The following objects are masked from ‘package:stats’:

    filter, lag

The following objects are masked from ‘package:base’:

    intersect, setdiff, setequal, union



In [None]:
# read in the 3 table files, 1 for each city
ny = read.csv('new_york_city.csv')
wash = read.csv('washington.csv')
chi = read.csv('chicago.csv')

In [None]:
# explore columns & data available for each table/city
head(ny)

In [None]:
# explore columns & data available for each table/city
head(wash)

In [None]:
# explore columns & data available for each table/city
head(chi)

In [None]:
# change all column names to lowercase
names(ny) <- tolower(names(ny))
names(wash) <- tolower(names(wash))
names(chi) <- tolower(names(chi))

In [None]:
# create views w/ columns dropped to clean up data
ny2 <- subset(ny, select = -c(start.time, end.time, trip.duration))
wash2 <- subset(wash, select = -c(start.time, end.time, trip.duration))
chi2 <- subset(chi, select = -c(start.time, end.time, trip.duration))

In [None]:
# create city "name" column to hold city name
ny$name <- 'New York'
wash$name <- 'DC'
chi$name <- 'Chicago'

In [None]:
# calculate the total rows in each table
nytotal <- nrow(ny)
washtotal <- nrow(wash)
chitotal <- nrow(chi)
print(paste("Total Rows in New York:", nytotal))
print(paste("Total Rows in DC:", washtotal))
print(paste("Total Rows in Chicago:", chitotal))

### First Thoughts:
There appears to be no way to track individual users (no userid), this means some data may be skewed because of repeat customers (commuting). Bike Share does not seem to be very popular in Chicago compared to New York and DC. 

# Question 1


### **What generations use Bike Share the most?**

## New York

In [None]:
# find statistics for New York w/o nulls
min_age_ny <- min(ny2$birth.year, na.rm = TRUE)
max_age_ny <- max(ny2$birth.year, na.rm = TRUE)
median_age_ny <- median(ny2$birth.year, na.rm = TRUE)

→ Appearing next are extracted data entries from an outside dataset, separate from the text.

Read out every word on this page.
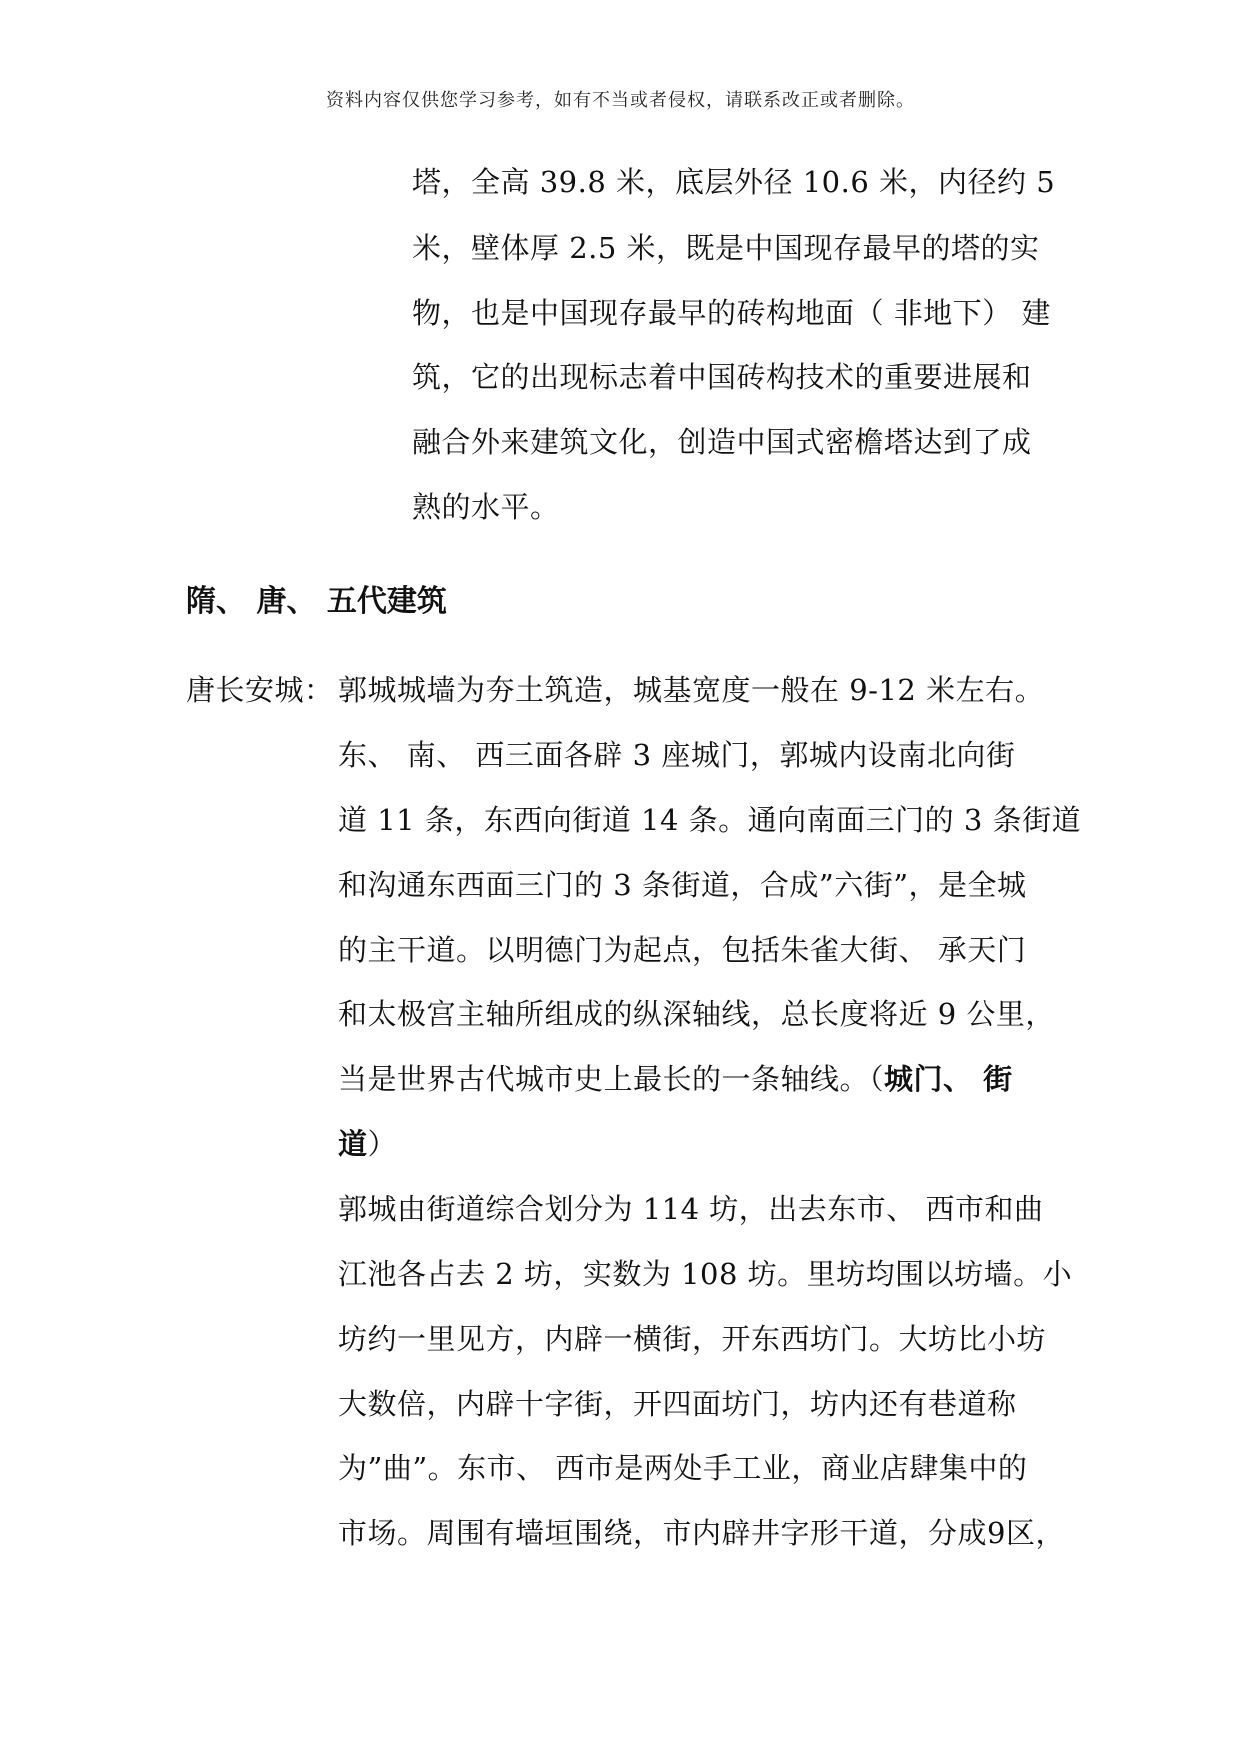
资料内容仅供您学习参考，如有不当或者侵权，请联系改正或者删除。
塔，全高 39.8 米，底层外径 10.6 米，内径约 5
米，壁体厚 2.5 米，既是中国现存最早的塔的实
物，也是中国现存最早的砖构地面（ 非地下） 建
筑，它的出现标志着中国砖构技术的重要进展和
融合外来建筑文化，创造中国式密檐塔达到了成
熟的水平。
隋、 唐、 五代建筑
唐长安城： 郭城城墙为夯土筑造，城基宽度一般在 9-12 米左右。
东、 南、 西三面各辟 3 座城门，郭城内设南北向街
道 11 条，东西向街道 14 条。通向南面三门的 3 条街道
和沟通东西面三门的 3 条街道，合成”六街”，是全城
的主干道。以明德门为起点，包括朱雀大街、 承天门
和太极宫主轴所组成的纵深轴线，总长度将近 9 公里，
当是世界古代城市史上最长的一条轴线。（城门、 街
道）
郭城由街道综合划分为 114 坊，出去东市、 西市和曲
江池各占去 2 坊，实数为 108 坊。里坊均围以坊墙。小
坊约一里见方，内辟一横街，开东西坊门。大坊比小坊
大数倍，内辟十字街，开四面坊门，坊内还有巷道称
为”曲”。东市、 西市是两处手工业，商业店肆集中的
市场。周围有墙垣围绕，市内辟井字形干道，分成9区，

print(paste("The oldest New York customer was born in:", min_age_ny))
print(paste("The youngest New York customer was born in:", max_age_ny))
print(paste("The median year a New York customer was born in was:", median_age_ny))

## Outliers / Errors Causing Discreptencies

The oldest New York Customer being born in 1885 does not seem accurate-- that would be a 140 year old riding a bike through the streets of New York. The data must be cleaned up to have a more accurate representation of our customer base. Nulls were already removed in the above calculation. 

In [None]:
# create a box plot to see current data spread
boxplot(ny2$birth.year)$out

In [None]:
#find Q1, Q3, and IQR range to appropriately remove outliers
Q1ny <- quantile(ny2$birth.year, .25, na.rm = TRUE)
Q3ny <- quantile(ny2$birth.year, .75, na.rm = TRUE)
IQRny <- IQR(ny2$birth.year, na.rm = TRUE)

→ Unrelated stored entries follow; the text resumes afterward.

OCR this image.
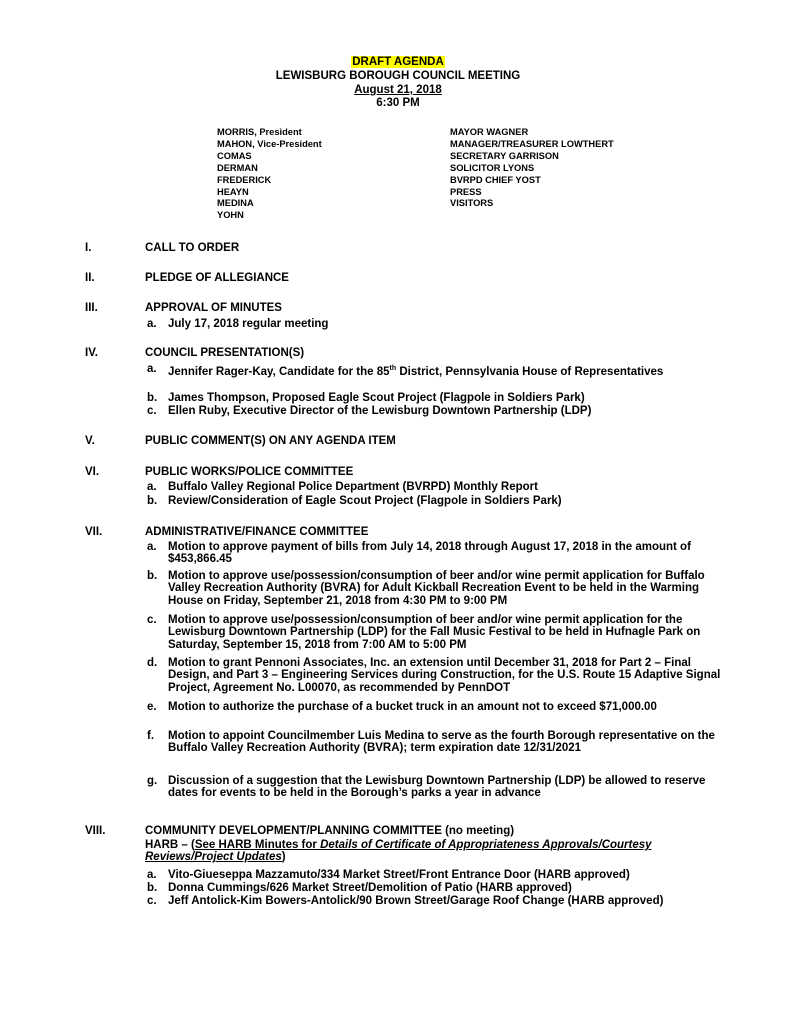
DRAFT AGENDA
LEWISBURG BOROUGH COUNCIL MEETING
August 21, 2018
6:30 PM
MORRIS, President
MAHON, Vice-President
COMAS
DERMAN
FREDERICK
HEAYN
MEDINA
YOHN
MAYOR WAGNER
MANAGER/TREASURER LOWTHERT
SECRETARY GARRISON
SOLICITOR LYONS
BVRPD CHIEF YOST
PRESS
VISITORS
I.	CALL TO ORDER
II.	PLEDGE OF ALLEGIANCE
III.	APPROVAL OF MINUTES
a. July 17, 2018 regular meeting
IV.	COUNCIL PRESENTATION(S)
a. Jennifer Rager-Kay, Candidate for the 85th District, Pennsylvania House of Representatives
b. James Thompson, Proposed Eagle Scout Project (Flagpole in Soldiers Park)
c. Ellen Ruby, Executive Director of the Lewisburg Downtown Partnership (LDP)
V.	PUBLIC COMMENT(S) ON ANY AGENDA ITEM
VI.	PUBLIC WORKS/POLICE COMMITTEE
a. Buffalo Valley Regional Police Department (BVRPD) Monthly Report
b. Review/Consideration of Eagle Scout Project (Flagpole in Soldiers Park)
VII.	ADMINISTRATIVE/FINANCE COMMITTEE
a. Motion to approve payment of bills from July 14, 2018 through August 17, 2018 in the amount of $453,866.45
b. Motion to approve use/possession/consumption of beer and/or wine permit application for Buffalo Valley Recreation Authority (BVRA) for Adult Kickball Recreation Event to be held in the Warming House on Friday, September 21, 2018 from 4:30 PM to 9:00 PM
c. Motion to approve use/possession/consumption of beer and/or wine permit application for the Lewisburg Downtown Partnership (LDP) for the Fall Music Festival to be held in Hufnagle Park on Saturday, September 15, 2018 from 7:00 AM to 5:00 PM
d. Motion to grant Pennoni Associates, Inc. an extension until December 31, 2018 for Part 2 – Final Design, and Part 3 – Engineering Services during Construction, for the U.S. Route 15 Adaptive Signal Project, Agreement No. L00070, as recommended by PennDOT
e. Motion to authorize the purchase of a bucket truck in an amount not to exceed $71,000.00
f. Motion to appoint Councilmember Luis Medina to serve as the fourth Borough representative on the Buffalo Valley Recreation Authority (BVRA); term expiration date 12/31/2021
g. Discussion of a suggestion that the Lewisburg Downtown Partnership (LDP) be allowed to reserve dates for events to be held in the Borough’s parks a year in advance
VIII.	COMMUNITY DEVELOPMENT/PLANNING COMMITTEE (no meeting)
HARB – (See HARB Minutes for Details of Certificate of Appropriateness Approvals/Courtesy Reviews/Project Updates)
a. Vito-Giueseppa Mazzamuto/334 Market Street/Front Entrance Door (HARB approved)
b. Donna Cummings/626 Market Street/Demolition of Patio (HARB approved)
c. Jeff Antolick-Kim Bowers-Antolick/90 Brown Street/Garage Roof Change (HARB approved)
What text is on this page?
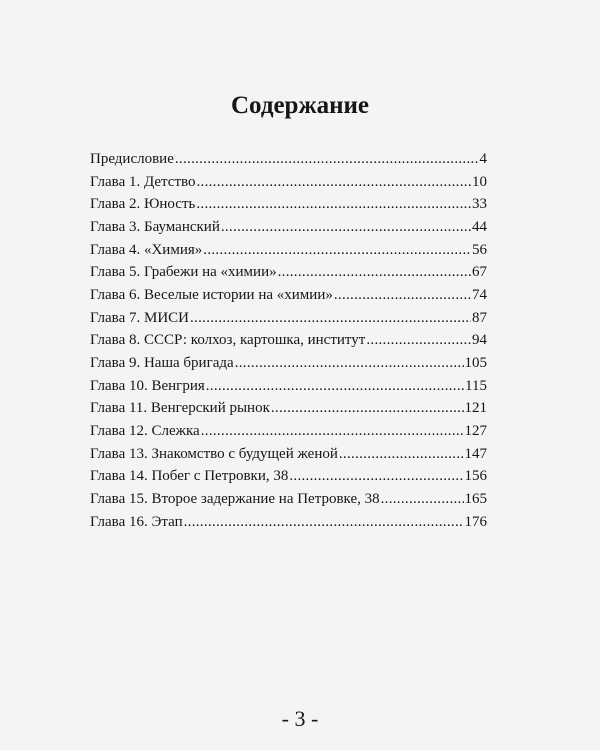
Содержание
Предисловие .....	4
Глава 1. Детство .....	10
Глава 2. Юность .....	33
Глава 3. Бауманский .....	44
Глава 4. «Химия» .....	56
Глава 5. Грабежи на «химии» .....	67
Глава 6. Веселые истории на «химии» .....	74
Глава 7. МИСИ .....	87
Глава 8. СССР: колхоз, картошка, институт .....	94
Глава 9. Наша бригада .....	105
Глава 10. Венгрия .....	115
Глава 11. Венгерский рынок .....	121
Глава 12. Слежка .....	127
Глава 13. Знакомство с будущей женой .....	147
Глава 14. Побег с Петровки, 38 .....	156
Глава 15. Второе задержание на Петровке, 38 .....	165
Глава 16. Этап .....	176
- 3 -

#remove rows that values are outside 1.5*IQR of Q1 and Q3
ny2.birthyear.outliers <- subset(ny2, ny2$birth.year> (Q1ny - 1.5*IQRny) & ny2$birth.year< (Q3ny + 1.5*IQRny))

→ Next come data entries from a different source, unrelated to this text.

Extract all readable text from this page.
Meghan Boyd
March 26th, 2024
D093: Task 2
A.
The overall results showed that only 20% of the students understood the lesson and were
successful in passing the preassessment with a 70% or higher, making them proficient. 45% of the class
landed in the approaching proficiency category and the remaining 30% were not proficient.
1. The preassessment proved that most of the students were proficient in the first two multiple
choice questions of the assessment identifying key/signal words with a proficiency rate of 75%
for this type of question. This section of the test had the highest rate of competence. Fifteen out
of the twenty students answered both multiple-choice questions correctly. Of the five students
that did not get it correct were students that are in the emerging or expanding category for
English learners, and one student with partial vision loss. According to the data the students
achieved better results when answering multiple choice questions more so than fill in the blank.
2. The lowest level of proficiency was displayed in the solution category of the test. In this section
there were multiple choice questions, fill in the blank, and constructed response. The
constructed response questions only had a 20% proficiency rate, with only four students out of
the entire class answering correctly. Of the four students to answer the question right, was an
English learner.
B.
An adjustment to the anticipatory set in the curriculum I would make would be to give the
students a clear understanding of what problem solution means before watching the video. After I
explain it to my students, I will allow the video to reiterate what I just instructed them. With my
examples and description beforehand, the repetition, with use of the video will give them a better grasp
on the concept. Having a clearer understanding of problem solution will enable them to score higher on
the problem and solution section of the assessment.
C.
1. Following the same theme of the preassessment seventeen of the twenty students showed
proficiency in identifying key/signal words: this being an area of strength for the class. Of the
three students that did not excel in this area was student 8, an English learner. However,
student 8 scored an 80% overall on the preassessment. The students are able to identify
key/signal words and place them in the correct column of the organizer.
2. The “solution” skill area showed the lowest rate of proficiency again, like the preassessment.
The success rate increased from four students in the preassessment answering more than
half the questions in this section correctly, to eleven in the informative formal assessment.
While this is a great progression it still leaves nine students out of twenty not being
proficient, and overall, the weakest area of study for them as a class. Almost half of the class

#view new row and column count
ny2total <- nrow(ny2.birthyear.outliers)
ny2complete <- nytotal - ny2total

print(paste("New Total Rows in New York:", ny2total))
print(paste("Total Rows Removed from New York Dataframe:", ny2complete))

New York started with a total of 54,470 rows. After nulls and outliers have been removed, the new total is 49,398 rows. The following visualizations are based on the 49,398 rows that accurately represent the majority of the New York customer base.

In [None]:
# new box plot to see the spread of birth years after the data has been cleaned up. 
boxplot(ny2.birthyear.outliers$birth.year)$out

In [None]:
# find statistics for New York w/o nulls & outliers
min_age_ny2 <- min(ny2.birthyear.outliers$birth.year, na.rm = TRUE)
max_age_ny2 <- max(ny2.birthyear.outliers$birth.year, na.rm = TRUE)
median_age_ny2 <- median(ny2.birthyear.outliers$birth.year, na.rm = TRUE)

print(paste("The oldest New York customer was born in:", min_age_ny2))
print(paste("The youngest New York customer was born in:", max_age_ny2))
print(paste("The median year a New York customer was born in was:", median_age_ny2))

## Chicago

In [None]:
# find statistics for Chicago w/o nulls
min_age_chi <- min(chi2$birth.year, na.rm = TRUE)
max_age_chi <- max(chi2$birth.year, na.rm = TRUE)
median_age_chi <- median(chi2$birth.year, na.rm = TRUE)

print(paste("The oldest Chicago customer was born in:", min_age_chi))
print(paste("The youngest Chicago customer was born in:", max_age_chi))
print(paste("The median year a Chicago customer was born in was:", median_age_chi))

In [None]:
#find Q1, Q3, and IQR range to appropriately remove outliers
Q1chi <- quantile(chi2$birth.year, .25, na.rm = TRUE)
Q3chi <- quantile(chi2$birth.year, .75, na.rm = TRUE)
IQRchi <- IQR(chi2$birth.year, na.rm = TRUE)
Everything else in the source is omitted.